Thuiswerken is niet meer weg te denken uit de huidige samenleving. Heb je werknemers die in het buitenland wonen en thuiswerken? Dan kan er sprake zijn van een vaste inrichting in het buitenland. We leggen uit wat een vaste inrichting is en hoe het ontstaat bij thuiswerken in het buitenland.
Wat is een vaste inrichting?
Een vaste inrichting is een vaste bedrijfsinrichting met behulp waarvan de werkzaamheden van de onderneming geheel of gedeeltelijk worden uitgeoefend in een ander land dan waar het hoofdkantoor van het bedrijf is gevestigd, zoals een winkel of een werkplaats. Een Nederlandse B.V. kan bijvoorbeeld een vaste inrichting krijgen in België op het moment dat er een winkel wordt geopend in België. Omdat een vaste inrichting behoorlijk complex is, is het fijn dat Nederland en België een overeenkomst hebben gesloten over dit thema.
Een vaste inrichting in het buitenland kan, naast gevolgen voor de belastingheffing over het loon van jouw werknemer, ook gevolgen hebben voor de winst- en omzetbelasting. We schreven eerder ook al over het ontstaan van een salary split bij thuiswerken in het buitenland in het blogartikel: Denk aan ‘salary split’ bij thuiswerken in het buitenland.

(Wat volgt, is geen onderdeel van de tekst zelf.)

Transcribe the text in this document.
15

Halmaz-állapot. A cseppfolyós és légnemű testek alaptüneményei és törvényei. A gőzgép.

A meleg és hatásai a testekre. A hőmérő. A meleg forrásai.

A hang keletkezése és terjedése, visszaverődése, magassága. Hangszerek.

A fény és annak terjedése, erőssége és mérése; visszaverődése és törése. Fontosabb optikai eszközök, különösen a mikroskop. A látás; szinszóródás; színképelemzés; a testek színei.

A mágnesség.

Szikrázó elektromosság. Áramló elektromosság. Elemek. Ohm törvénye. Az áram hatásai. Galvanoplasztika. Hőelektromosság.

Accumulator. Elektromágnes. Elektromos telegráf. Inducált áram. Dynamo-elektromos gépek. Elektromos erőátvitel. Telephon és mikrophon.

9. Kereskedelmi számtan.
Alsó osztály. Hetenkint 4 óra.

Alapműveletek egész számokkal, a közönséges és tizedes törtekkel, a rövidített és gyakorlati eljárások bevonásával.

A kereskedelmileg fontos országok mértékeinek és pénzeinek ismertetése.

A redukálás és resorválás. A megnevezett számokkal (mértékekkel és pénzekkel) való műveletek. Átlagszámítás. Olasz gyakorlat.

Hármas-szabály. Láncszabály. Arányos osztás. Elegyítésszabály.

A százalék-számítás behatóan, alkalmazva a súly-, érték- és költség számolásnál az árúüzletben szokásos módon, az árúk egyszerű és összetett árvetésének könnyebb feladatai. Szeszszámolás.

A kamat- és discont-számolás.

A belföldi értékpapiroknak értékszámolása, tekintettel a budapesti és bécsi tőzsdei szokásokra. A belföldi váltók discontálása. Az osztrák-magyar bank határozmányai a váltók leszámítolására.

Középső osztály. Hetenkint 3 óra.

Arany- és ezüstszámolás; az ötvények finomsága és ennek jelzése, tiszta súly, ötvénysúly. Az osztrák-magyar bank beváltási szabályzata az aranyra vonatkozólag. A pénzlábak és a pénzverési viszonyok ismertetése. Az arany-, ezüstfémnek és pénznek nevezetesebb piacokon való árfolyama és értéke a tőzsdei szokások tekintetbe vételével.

Wanneer is de thuiswerkplek een vaste inrichting?
Dit is afhankelijk van diverse feiten en omstandigheden. Het enkele gebruik van de thuiswerkplek is onvoldoende om als vaste inrichting te gelden. De thuiswerkplek moet de onderneming ook ter beschikking staan. In de overeenkomst tussen Nederland en België zijn handvatten opgenomen aan de hand waarvan je kan bepalen of er sprake is van een vaste inrichting. Er zijn drie situaties te onderscheiden:
- Incidenteel thuiswerken: omdat er geen sprake is van continuïteit, staat de thuiswerkplek niet ter beschikking aan de onderneming.
- Structureel thuiswerken en mogelijkheid om op locatie te werken: in beginsel geen vaste inrichting, omdat de werknemer keuze heeft. Als uit de feiten echter blijkt dat de werkgever feitelijk vereist dat de werknemer de werkzaamheden vanaf de thuiswerkplek verricht, dan kan er wel sprake zijn van een vaste inrichting.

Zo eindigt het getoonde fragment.